Monday, 14 January 2008


Most people drive home for Christmas. Being foreigner in Ireland usually means you will have to fly. Being French means you will usually fly not too far from a good bouldering spot. Unfortunatly I was born in the only county in France that does not have a single crag. Here's an example of what the highest crags look like round my parents place:

Yes. The French love their spuds too.

Bouldering at St-Vaast-les-Mello, Oise (60)

Anyway, this means that I usually have to do a bit of driving to the closest climbable crag: St-Vaast-les-Mello.

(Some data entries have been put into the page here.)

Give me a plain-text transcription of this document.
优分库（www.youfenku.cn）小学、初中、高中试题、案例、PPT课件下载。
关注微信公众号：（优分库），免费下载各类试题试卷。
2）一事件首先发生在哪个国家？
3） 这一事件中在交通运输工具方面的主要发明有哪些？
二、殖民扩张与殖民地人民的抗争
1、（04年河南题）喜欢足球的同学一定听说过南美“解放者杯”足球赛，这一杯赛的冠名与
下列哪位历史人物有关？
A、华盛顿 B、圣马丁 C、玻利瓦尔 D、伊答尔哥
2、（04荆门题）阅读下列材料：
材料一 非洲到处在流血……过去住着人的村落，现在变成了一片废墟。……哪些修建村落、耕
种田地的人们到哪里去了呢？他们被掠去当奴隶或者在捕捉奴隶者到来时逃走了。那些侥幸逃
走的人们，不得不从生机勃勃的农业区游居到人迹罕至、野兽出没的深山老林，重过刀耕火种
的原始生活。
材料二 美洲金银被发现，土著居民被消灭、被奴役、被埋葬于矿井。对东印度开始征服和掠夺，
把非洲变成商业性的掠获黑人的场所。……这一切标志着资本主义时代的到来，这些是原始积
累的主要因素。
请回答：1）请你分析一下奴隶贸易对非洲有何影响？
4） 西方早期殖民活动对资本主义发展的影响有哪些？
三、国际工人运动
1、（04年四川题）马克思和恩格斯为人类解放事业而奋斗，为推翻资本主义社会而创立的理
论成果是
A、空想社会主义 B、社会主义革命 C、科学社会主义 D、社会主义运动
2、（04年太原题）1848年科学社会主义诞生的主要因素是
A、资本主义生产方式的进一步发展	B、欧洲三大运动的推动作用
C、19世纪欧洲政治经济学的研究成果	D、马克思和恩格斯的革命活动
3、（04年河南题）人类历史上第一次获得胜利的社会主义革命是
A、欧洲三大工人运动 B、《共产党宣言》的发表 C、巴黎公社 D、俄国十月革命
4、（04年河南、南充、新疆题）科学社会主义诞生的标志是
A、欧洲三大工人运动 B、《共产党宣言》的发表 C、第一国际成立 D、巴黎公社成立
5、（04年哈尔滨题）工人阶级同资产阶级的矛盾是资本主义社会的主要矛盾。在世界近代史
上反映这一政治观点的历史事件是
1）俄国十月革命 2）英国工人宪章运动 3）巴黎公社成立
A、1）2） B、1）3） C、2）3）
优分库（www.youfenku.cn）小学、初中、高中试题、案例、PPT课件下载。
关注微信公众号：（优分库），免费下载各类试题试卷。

Being originally a chalk quarry, this place is not exactly the top of the range. To open a few routes, the locals started by chipping some holds (a french traditional climbing technique) into the blank faces of the quarry. But they soon discovered that chalk was actually softer that limestone, and that without superglue their new mono finger holds were transforming very fast into pockets and even jugs. Using that same superglue they decided that maybe they should stick some real solid holds to the chalky faces. I have a couple of these foot holds at home. I keep them as a souvenir of the fun we had in the place. Later they developed yet another technique involving glue, which I cannot describe here given the age of some of my readers.

So here is an old video of me and my bro bouldering in that awesome place one of the last Christmas holidays:

Bouldering at La Hottée du Diable, Aisne (02)

If I have a little bit more time I can push further to a much more beautiful place called La Hottée du Diable. The place is located between Chateau-Thierry and Reims, nord-East of Paris. It is extremelly similar to Font: beautiful sandstone boulders on sandy clearings in the middle of the forest. The place is obviously far less known than Font, the major reason being the size of it.

La Hottée is only a small outcrop of sandstone lost in the middle of huge Champagne vineyards. Neverless the place has a good collection of problems including some really serious ones and it will probably take me a few more Christmas holiday before to get wired on some of these lines... There is a good slideshow of the stones here.

So if you ever happen to be stuck in the Champagne region and that you are not too keen on visiting their cellars (after a few glasses, claustrophobia usually disapears), you can boulder off.